Kinematic viscosity:
- Kinematic viscosity (ν) is a measure of the internal friction or resistance to flow within a fluid.
- It is defined as the ratio of dynamic viscosity (μ) to the density of the fluid (ρ).
- Mathematically, ν = μ/ρ.
- The SI unit of kinematic viscosity is square meter per second (m²/s), but it is often expressed in centistokes (cSt) in engineering applications.

Critical flow:
- Critical flow refers to the condition where the flow velocity reaches the sonic velocity (also known as the speed of sound) at some point within a fluid system.
- In this case, the flow velocity at the throat of the pipe reaches the sonic velocity.
- At critical flow, the flow rate cannot be increased any further by increasing the pressure difference across the pipe.
- Critical flow is also associated with the maximum possible discharge through a given pipe diameter.

Calculation:
Given:
- Kinematic viscosity (ν) = 1 centistoke = 0.0001 m²/s
- Pipe diameter = 10 mm = 0.01 m

To find the critical flow, we can use the concept of the Reynolds number (Re) and Mach number (Ma).

Reynolds number:
- The Reynolds number is a dimensionless quantity that characterizes the flow regime of a fluid.
- It is defined as the ratio of the inertial forces to the viscous forces within the fluid.
- Mathematically, Re = (ρVD)/μ, where V is the velocity of the flow, D is the characteristic length (pipe diameter), ρ is the density, and μ is the dynamic viscosity.
- At critical flow, the Reynolds number is typically around 2,000.

Mach number:
- The Mach number is a dimensionless quantity that represents the ratio of the flow velocity to the speed of sound.
- Mathematically, Ma = V/a, where V is the flow velocity and a is the speed of sound.
- At critical flow, the Mach number is equal to 1.
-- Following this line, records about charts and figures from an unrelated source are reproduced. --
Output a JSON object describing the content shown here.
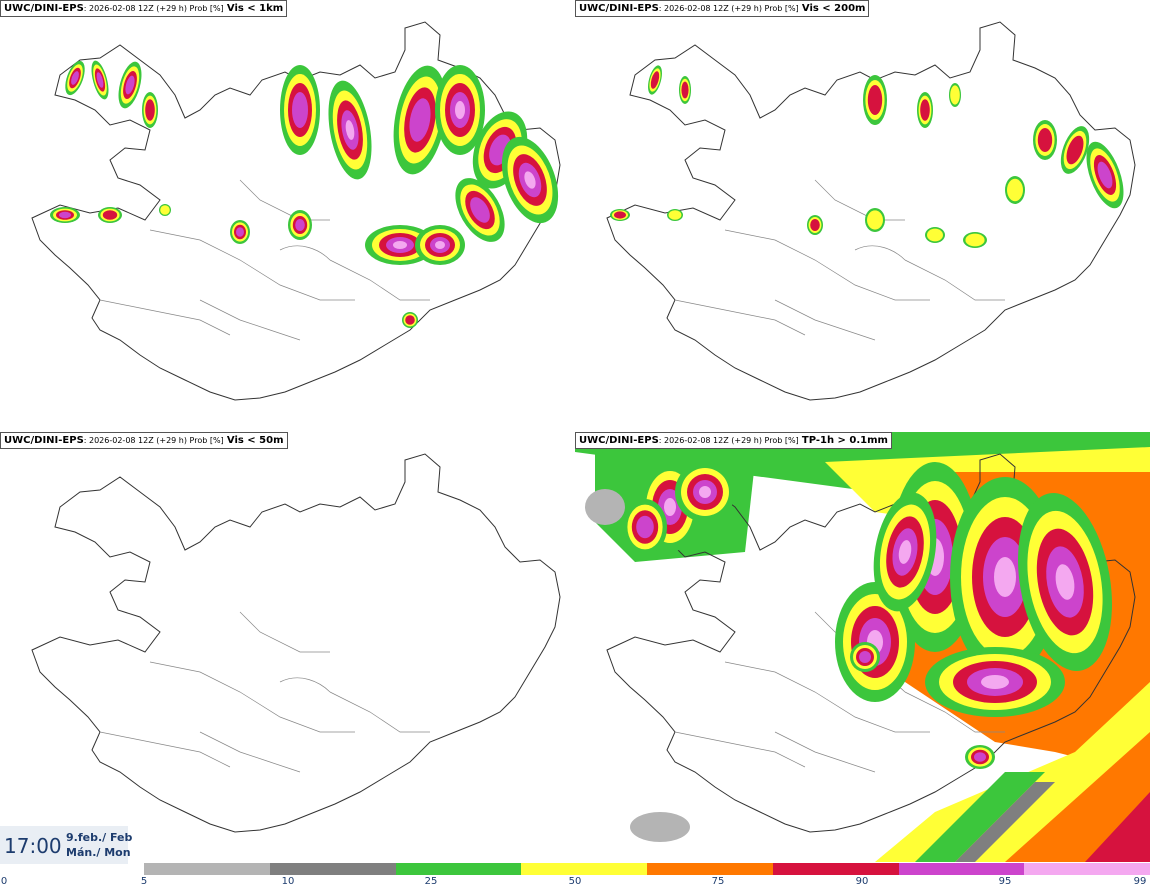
{
  "panels": [
    {
      "model": "UWC/DINI-EPS",
      "meta": ": 2026-02-08 12Z (+29 h) Prob [%]",
      "var": "Vis < 1km"
    },
    {
      "model": "UWC/DINI-EPS",
      "meta": ": 2026-02-08 12Z (+29 h) Prob [%]",
      "var": "Vis < 200m"
    },
    {
      "model": "UWC/DINI-EPS",
      "meta": ": 2026-02-08 12Z (+29 h) Prob [%]",
      "var": "Vis < 50m"
    },
    {
      "model": "UWC/DINI-EPS",
      "meta": ": 2026-02-08 12Z (+29 h) Prob [%]",
      "var": "TP-1h > 0.1mm"
    }
  ],
  "valid_time": {
    "time": "17:00",
    "date_line1": "9.feb./ Feb",
    "date_line2": "Mán./ Mon"
  },
  "colorbar": {
    "colors": [
      "#b4b4b4",
      "#7f7f7f",
      "#3cc63c",
      "#ffff36",
      "#ff7800",
      "#d6123e",
      "#cc44cc",
      "#f4a8f0"
    ],
    "ticks": [
      "0",
      "5",
      "10",
      "25",
      "50",
      "75",
      "90",
      "95",
      "99"
    ]
  }
}
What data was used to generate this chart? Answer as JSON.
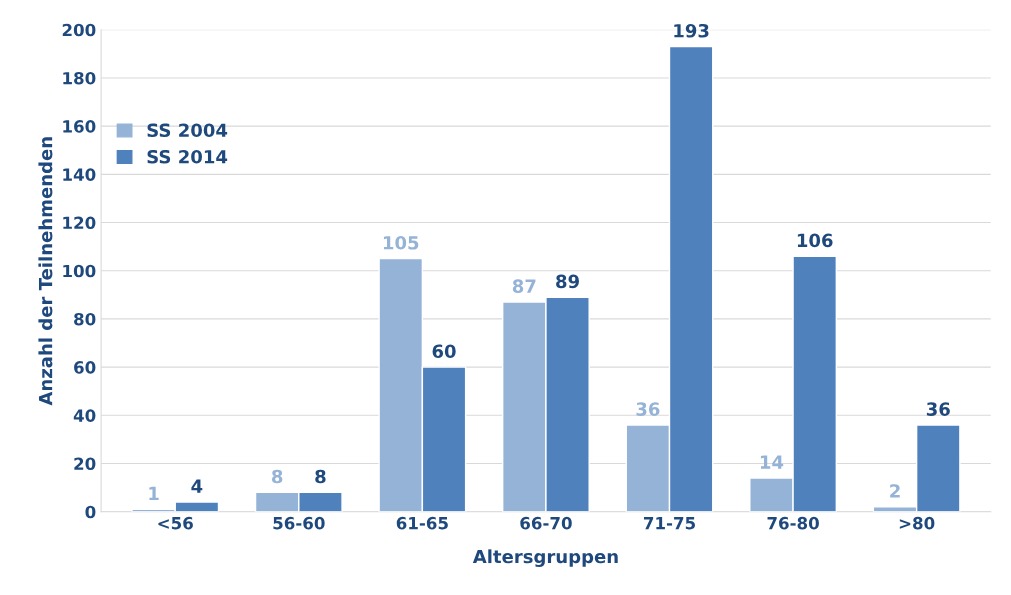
{
  "chart_data": {
    "type": "bar",
    "xlabel": "Altersgruppen",
    "ylabel": "Anzahl der Teilnehmenden",
    "categories": [
      "<56",
      "56-60",
      "61-65",
      "66-70",
      "71-75",
      "76-80",
      ">80"
    ],
    "series": [
      {
        "name": "SS 2004",
        "color": "#95b3d7",
        "values": [
          1,
          8,
          105,
          87,
          36,
          14,
          2
        ]
      },
      {
        "name": "SS 2014",
        "color": "#4f81bd",
        "values": [
          4,
          8,
          60,
          89,
          193,
          106,
          36
        ]
      }
    ],
    "ylim": [
      0,
      200
    ],
    "yticks": [
      0,
      20,
      40,
      60,
      80,
      100,
      120,
      140,
      160,
      180,
      200
    ],
    "grid": "y",
    "legend": "top left",
    "data_labels": true
  }
}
To determine the critical flow, we need to find the flow velocity (V) at the throat of the pipe.

Using Reynolds number:
- Rearranging the Reynolds number equation, we have V = (Reμ)/(ρD).
- Substituting the given values, we get V = (2000 * 0.0001)/(ρ * 0.01).
- Since the density of water is approximately 1000 kg/m³, V = 0.2 m/s.

Using Mach number:
- At critical flow, the Mach number is 1. Therefore, V = a.
- The speed of sound in water at room temperature is approximately 1482 m/s.

Therefore, the flow velocity at the throat of the pipe is 0.2 m/s, and the critical flow corresponds to a discharge of approximately 0.016 L/s (0.02 L/s when rounded to two decimal places). Hence, the correct answer is option 'C' (0.016 L/s).